- Refactored lexer interface into LexerConf
- Lexer now compiles regexps only when used (especially useful for ContextualLexer)
- Lexer now doesn't validate on deserialize (noticable speedup)
- Makes rule ordering the default ambiguity tie breaker.
E.g.
start: a | b
a: "A"
b: "A"
will return:
start
a
start: b | a
a: "A"
b: "A"
will return
start
b
- Replaces the ambiguity='resolve__antiscore_sum' with a separate option: 'priority'.
The priority option has 4 values: 'auto', 'none', 'normal', 'invert'.
'Auto' maps to 'Normal' for CYK and Earley and 'None' for LALR.
'None' filters your priorities and ignores them. This saves some extra tree walking on Earley.
'Normal' uses your priorities untouched, mimicing the old behaviour.
'Invert' negates your priorities, emulating the old 'resolve__antiscore_sum' behaviour.

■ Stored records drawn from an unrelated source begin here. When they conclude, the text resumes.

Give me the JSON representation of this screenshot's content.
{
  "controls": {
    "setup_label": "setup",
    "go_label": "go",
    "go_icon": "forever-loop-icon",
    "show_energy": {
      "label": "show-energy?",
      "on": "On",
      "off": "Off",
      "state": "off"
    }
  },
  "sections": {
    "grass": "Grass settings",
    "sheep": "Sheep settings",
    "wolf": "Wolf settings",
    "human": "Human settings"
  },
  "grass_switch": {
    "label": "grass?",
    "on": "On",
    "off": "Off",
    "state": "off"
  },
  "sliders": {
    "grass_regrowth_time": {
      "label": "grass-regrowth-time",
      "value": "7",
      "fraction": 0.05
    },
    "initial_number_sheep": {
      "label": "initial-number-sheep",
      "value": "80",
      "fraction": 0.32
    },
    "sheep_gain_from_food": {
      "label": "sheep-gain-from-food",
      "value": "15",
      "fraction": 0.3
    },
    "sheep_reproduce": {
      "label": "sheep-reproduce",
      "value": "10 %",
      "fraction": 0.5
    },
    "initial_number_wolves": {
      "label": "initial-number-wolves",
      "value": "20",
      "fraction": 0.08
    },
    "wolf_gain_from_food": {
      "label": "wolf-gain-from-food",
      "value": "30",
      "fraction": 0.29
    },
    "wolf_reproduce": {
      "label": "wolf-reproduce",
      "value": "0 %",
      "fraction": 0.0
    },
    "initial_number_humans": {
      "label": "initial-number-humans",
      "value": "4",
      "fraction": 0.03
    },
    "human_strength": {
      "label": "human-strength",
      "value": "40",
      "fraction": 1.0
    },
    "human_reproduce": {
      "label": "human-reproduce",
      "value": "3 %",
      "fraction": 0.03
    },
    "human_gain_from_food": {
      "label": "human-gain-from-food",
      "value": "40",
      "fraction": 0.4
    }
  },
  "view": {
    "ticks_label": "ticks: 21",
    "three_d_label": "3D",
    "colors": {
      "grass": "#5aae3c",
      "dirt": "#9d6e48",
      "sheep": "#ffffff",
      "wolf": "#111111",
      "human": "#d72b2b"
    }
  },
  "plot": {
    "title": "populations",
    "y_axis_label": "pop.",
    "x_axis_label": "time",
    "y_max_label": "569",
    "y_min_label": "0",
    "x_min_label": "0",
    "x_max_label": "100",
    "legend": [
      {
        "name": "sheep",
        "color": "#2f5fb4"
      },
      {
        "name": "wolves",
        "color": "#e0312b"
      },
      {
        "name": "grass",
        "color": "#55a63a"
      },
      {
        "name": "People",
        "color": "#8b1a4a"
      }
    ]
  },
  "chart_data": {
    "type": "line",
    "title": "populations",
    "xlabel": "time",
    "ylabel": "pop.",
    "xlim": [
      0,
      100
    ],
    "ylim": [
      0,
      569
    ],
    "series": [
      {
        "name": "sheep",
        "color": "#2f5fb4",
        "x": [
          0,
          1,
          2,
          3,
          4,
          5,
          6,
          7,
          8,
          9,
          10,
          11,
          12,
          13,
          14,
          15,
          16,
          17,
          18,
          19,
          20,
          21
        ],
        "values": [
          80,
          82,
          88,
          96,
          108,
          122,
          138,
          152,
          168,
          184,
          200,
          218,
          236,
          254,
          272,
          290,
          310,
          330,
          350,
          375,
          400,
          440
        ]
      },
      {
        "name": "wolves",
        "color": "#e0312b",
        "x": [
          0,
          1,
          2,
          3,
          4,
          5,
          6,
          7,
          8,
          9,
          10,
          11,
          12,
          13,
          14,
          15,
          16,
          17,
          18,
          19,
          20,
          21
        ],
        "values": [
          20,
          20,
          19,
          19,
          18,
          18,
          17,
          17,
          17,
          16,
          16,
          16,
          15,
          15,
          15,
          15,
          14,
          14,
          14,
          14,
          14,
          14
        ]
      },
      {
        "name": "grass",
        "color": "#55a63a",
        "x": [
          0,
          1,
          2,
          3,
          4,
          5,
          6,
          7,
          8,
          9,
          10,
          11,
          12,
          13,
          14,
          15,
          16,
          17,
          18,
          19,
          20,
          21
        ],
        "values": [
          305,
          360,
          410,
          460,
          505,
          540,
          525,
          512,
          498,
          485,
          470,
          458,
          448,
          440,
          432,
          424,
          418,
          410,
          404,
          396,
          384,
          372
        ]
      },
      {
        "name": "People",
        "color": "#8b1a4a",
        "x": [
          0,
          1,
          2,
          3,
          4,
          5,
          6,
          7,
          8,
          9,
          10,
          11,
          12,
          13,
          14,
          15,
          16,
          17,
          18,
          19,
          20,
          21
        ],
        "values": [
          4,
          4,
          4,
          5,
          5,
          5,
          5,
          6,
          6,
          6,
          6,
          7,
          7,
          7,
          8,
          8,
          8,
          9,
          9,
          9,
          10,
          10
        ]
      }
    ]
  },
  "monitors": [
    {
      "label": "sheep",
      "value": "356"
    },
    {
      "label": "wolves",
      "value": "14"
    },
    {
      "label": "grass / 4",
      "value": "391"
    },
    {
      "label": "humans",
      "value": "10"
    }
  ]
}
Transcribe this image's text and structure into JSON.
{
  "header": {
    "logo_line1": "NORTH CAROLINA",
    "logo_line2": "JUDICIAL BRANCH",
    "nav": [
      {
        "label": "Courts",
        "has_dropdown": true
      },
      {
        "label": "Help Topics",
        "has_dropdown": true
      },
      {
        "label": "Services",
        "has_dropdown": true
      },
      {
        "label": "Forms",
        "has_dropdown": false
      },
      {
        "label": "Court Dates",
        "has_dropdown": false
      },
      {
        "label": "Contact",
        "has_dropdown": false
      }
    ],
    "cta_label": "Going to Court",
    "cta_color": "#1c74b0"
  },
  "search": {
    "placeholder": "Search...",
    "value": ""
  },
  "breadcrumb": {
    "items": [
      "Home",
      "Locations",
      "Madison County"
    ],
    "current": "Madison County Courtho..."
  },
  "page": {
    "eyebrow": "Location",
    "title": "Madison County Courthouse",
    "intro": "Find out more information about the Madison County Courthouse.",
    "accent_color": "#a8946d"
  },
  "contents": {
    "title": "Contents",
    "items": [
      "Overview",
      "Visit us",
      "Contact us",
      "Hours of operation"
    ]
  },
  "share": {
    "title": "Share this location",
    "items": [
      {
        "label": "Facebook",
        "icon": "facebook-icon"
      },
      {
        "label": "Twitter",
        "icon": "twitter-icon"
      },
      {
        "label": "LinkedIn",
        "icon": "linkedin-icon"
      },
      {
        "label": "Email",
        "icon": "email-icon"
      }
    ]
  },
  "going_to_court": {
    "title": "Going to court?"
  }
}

This allows you to use priority logic even when ambiguity=='explicit', to get a better idea
of the shape of your tree; and to easily disable priorities without removing them from the
grammar for testing (or performance).
- ambiguity='explicit' now correctly returns an ambiguous tree again, as 0.6 did.
Changed dynamic lexer behavior to only match terminals to their maximum length (i.e. greedy match), emulating the standard lexer.
The original dynamic lexer behavior, that attempts to match all appearances of a terminal, has been moved to the "dynamic_complete" lexer.
For example, when applying a terminal "a"+ to the text "aaa":
- dynamic: ["aaa"]
- dynamic_complete: ["a", "aa", "aaa"]
* All exceptions are now under exceptions.py
* UnexpectedInput is now superclass of UnexpectedToken and UnexpectedCharacters,
all of which support the get_context() and match_examples() methods.
Anonymous tokens would become visible if they had the same value as named tokens.
That's because they are merged for the lexer. But after this change, the rules for
visibility are based on their use in the rule, and not their name or identity.